面会交流拒否を理由とした親権者の変更(平成26年12月4日福岡家裁決定)


 昨年の年末のことですが、親権者である母親が、非親権者である父親と子供との面会交流を拒否したことを理由として、福岡家庭裁判所が親権者を父親側に変更する決定をした、との報道がありました。

 一般に、夫婦が別居している場合、子供はどちらかの親だけ一緒に生活しますが、一緒に生活していない側の親が子供と定期的に会う機会を面会交流といいます。

 当時の新聞報道によると、当該夫婦は平成23年に離婚し、その際、妻が子の親権者となること、父親は月に1回子と面会交流を行うことができること、を内容とする取決めがなされていたとのことですが、その後母親が徐々に面会交流に応じなくなったため、裁判所に親権者の変更を申し立てたところ、裁判所は、「円滑な面会交流実現のためには親権者変更以外に手段がない」として、親権者を父親に変更する旨の決定をしたとのことです。

 この新聞報道のケースに限らず、面会交流が円滑に実施されないというのは、そう珍しいことでもありません。もちろん、妻や子に対して激しいDVがあったケースなど、面会交流の実施が困難な場合もあり、このような場合には面会交流拒否も正当な事由があるといえるでしょう。しかし、そのような事情がなく、何ら正当な理由がないにもかかわらず面会交流が拒否されるというのは、結構頻繁に起こります。中には、親権の争いを有利に運ぶために意図的に面会交流を拒否したり、面会交流を慰謝料等の支払いの条件にしてくるケースも見られます。

 一般論で言えば、面会交流は子供が自らの親とコミュニケーションを取る貴重な機会であり、正当な理由なく他方の親がこれを妨害することは許されないものと考えられます。裁判所も、特に近時は面会交流の機会を強く重視する傾向があり、上記決定はこのような傾向の一環としてなされたものと思われます。
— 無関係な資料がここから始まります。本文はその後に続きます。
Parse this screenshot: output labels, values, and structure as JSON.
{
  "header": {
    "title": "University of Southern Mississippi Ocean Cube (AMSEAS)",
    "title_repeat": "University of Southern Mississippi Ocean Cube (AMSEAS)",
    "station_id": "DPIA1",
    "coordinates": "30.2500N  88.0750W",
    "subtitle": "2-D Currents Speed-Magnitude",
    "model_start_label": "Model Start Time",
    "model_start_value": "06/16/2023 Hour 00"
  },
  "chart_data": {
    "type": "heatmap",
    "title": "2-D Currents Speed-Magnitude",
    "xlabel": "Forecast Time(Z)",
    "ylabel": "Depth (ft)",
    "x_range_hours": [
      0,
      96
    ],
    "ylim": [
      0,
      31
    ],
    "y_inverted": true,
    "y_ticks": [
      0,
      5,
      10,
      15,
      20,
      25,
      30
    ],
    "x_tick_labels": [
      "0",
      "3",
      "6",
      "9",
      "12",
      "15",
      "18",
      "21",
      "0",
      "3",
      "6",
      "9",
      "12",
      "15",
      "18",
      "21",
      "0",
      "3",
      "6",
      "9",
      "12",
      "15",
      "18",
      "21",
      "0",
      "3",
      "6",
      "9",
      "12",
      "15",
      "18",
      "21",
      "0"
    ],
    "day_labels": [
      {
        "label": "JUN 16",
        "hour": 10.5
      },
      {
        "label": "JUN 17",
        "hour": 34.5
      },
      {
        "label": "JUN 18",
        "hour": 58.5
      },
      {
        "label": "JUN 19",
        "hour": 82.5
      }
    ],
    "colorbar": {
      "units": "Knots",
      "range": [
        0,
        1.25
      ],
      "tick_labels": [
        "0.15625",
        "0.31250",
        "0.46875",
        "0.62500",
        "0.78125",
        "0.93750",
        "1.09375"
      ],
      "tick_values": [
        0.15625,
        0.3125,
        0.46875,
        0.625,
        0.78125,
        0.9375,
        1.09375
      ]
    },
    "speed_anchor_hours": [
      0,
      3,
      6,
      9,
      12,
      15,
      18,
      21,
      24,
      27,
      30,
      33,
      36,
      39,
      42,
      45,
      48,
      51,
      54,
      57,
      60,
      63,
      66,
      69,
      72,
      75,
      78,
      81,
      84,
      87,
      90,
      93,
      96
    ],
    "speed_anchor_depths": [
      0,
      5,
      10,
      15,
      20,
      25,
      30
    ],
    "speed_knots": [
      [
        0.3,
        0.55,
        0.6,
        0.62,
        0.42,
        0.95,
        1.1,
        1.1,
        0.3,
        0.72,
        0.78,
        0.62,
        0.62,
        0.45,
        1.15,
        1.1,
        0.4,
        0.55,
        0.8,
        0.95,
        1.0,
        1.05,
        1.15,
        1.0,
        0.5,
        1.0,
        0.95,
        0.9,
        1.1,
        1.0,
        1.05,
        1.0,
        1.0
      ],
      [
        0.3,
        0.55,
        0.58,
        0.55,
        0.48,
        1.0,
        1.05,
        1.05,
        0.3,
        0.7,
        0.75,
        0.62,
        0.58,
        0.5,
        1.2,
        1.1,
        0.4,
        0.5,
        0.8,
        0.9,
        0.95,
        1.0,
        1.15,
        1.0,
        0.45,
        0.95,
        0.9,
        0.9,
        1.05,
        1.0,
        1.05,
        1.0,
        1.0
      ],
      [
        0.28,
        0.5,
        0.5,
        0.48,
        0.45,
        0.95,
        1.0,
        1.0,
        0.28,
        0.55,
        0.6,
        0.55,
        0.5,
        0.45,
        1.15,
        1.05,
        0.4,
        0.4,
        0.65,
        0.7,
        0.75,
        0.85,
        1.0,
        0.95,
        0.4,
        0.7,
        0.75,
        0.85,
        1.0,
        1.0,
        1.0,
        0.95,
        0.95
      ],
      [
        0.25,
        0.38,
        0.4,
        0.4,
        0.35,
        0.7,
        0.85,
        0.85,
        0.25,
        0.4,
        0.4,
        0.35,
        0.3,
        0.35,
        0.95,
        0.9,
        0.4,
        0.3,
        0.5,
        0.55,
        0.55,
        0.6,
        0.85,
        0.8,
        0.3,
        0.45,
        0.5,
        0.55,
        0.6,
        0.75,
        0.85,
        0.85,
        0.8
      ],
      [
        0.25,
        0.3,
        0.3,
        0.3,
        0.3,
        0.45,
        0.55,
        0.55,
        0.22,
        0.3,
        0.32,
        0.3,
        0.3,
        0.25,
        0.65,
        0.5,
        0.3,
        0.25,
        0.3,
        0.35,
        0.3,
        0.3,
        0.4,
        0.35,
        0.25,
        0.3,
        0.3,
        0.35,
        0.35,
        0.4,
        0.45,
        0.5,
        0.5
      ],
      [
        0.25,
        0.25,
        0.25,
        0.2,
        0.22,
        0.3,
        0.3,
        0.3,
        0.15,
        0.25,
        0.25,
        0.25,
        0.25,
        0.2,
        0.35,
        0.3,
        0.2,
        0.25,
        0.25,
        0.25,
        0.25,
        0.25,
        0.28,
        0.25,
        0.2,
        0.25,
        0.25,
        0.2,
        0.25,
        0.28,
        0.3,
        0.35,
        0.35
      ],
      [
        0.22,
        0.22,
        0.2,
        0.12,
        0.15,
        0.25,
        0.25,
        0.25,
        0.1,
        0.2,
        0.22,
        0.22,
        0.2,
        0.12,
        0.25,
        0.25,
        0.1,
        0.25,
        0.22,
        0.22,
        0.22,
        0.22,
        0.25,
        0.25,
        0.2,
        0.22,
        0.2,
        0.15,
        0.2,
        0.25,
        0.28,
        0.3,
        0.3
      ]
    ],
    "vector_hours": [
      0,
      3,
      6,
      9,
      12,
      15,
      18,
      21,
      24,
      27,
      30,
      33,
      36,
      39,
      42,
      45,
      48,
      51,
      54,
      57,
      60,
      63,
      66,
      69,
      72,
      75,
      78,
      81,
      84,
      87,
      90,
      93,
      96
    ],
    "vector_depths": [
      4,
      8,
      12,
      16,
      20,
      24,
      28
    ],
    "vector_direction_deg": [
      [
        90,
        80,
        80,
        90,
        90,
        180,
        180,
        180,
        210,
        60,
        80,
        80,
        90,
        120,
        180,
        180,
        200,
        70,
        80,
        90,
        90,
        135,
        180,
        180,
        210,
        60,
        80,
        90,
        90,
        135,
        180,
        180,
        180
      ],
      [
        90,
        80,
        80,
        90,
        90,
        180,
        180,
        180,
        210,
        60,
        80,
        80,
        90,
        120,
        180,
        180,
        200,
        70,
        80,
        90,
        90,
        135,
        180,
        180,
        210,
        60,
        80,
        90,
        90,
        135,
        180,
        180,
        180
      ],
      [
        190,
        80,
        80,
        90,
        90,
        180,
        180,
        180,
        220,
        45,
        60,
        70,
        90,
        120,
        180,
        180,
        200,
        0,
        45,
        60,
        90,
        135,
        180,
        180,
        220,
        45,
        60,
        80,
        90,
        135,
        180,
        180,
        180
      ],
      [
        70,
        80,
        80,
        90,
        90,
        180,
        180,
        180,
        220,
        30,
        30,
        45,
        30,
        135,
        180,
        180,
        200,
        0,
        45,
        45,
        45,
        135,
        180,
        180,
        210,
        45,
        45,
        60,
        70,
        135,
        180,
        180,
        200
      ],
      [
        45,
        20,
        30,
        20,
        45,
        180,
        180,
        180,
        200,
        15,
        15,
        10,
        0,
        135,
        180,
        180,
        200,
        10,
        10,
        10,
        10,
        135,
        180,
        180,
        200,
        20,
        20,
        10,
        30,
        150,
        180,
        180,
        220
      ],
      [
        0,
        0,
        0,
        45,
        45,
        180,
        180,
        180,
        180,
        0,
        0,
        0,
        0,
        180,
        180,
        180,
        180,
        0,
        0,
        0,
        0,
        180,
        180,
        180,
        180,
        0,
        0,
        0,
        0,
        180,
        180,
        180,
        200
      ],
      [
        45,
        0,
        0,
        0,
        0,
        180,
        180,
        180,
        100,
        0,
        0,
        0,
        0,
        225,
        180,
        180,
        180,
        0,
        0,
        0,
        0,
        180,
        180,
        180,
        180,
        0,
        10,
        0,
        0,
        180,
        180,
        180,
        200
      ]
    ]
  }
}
 上記決定は、「円滑な面会交流実現のためには親権者変更以外に手段がない」と、親権者の変更が最終手段であることを示してはいますが、一般論として面会交流の拒否が親権喪失にまで繋がりうるという判断が示された意義は、他の同種面会交流妨害のケースに与える影響を考えると、決して小さくはありません。この決定例を一つの契機として、面会交流の重要性に即した実務の運用がなされることを期待しています。